La réponse est oui. Alors que les leaders étrangers brillent de mille feux, les tauliers français ne semblent pas gagnés pas une ardeur flamboyante. En Allemagne, Paul Biedermann bat record du monde sur record du monde. Au Japon, Shiho Sakaï s'affirme depuis octobre comme la grande révélation du dos mondial. En Afrique du Sud, Cameron Van der Burgh est en passe de supplanter Roland Schoeman
dans le cœur des fans de natation. Sur tout le globe, ça flambe de toute part, même Michael Phelps, sans réaliser de chronos exceptionnels, a fait parler de lui en disputant la coupe du monde avec sa vieille combinaison Speedo.

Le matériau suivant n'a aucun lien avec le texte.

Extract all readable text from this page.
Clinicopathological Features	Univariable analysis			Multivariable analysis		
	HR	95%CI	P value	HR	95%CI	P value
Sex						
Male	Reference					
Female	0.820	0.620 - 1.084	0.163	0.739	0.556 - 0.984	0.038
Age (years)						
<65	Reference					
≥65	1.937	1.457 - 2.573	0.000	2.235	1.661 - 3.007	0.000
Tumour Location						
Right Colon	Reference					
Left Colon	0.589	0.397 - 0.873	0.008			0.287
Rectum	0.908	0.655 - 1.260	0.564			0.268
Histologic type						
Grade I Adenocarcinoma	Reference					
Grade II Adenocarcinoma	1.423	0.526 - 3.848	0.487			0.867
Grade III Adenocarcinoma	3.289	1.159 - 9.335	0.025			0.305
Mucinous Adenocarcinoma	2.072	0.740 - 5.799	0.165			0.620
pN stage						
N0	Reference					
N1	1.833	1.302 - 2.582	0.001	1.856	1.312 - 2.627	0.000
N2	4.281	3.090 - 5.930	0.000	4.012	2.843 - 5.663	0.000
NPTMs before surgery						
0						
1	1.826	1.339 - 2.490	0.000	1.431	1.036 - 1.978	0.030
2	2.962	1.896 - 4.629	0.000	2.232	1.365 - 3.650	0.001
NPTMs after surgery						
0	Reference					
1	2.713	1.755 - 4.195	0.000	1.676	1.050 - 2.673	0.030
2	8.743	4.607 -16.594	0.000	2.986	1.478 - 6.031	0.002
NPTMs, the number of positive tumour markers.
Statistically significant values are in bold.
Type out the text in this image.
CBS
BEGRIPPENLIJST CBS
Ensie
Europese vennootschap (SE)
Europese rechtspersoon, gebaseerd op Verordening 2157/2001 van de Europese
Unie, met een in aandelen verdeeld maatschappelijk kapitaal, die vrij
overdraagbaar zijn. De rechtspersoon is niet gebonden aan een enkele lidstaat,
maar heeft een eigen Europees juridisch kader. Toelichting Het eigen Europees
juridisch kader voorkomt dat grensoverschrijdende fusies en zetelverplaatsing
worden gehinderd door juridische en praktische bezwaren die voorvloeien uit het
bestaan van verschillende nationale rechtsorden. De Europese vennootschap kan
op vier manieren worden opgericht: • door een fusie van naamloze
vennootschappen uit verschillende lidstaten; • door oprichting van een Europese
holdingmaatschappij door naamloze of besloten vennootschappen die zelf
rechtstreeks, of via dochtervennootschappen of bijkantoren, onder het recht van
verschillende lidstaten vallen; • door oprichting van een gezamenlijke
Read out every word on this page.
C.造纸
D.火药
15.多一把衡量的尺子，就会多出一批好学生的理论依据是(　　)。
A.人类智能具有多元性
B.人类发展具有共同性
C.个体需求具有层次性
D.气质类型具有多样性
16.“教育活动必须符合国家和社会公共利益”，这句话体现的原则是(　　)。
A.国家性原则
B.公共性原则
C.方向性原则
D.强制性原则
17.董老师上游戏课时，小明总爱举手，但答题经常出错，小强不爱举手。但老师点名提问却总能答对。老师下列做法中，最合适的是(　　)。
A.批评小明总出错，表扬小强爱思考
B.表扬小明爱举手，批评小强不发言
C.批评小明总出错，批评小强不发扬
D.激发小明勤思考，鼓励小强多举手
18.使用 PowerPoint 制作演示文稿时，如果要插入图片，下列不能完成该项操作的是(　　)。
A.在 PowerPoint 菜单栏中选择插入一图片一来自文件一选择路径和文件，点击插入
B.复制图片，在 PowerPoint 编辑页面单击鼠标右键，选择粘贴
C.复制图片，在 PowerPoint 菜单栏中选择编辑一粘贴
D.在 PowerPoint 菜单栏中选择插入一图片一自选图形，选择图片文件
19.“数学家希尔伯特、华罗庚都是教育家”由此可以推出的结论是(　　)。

Il n'y a finalement qu'en France qu'on se remet timidement dans le bain. « Vu sous cet angle, ce n'est pas flatteur », corrige Patrick Deleaval, DTN adjoint en charge de la natation course. « Les Bleus n'ont pas battu de records du monde pendant la coupe du monde parce qu'ils sont dans une autre logique. Biedermann ou Van der Burgh n'ont pas coupé après les Mondiaux de Rome. Ils ont profité que la FINA ait fixé au 1er janvier 2010 la fin des combinaisons pour faire la chasse aux records et aux primes. Les Français sont concentrés sur l'année 2010, les Euros de Budapest, puis sur les saisons qui doivent nous amener jusqu'aux JO de Londres en 2012. » Voilà pourquoi nos petits bleus n'ont pas fait la une des journaux cet automne. Ils travaillent dans l'ombre ou soufflent, comme c'est le cas par Alain Bernard, pour récupérer et aborder sereinement la saison en grand bassin.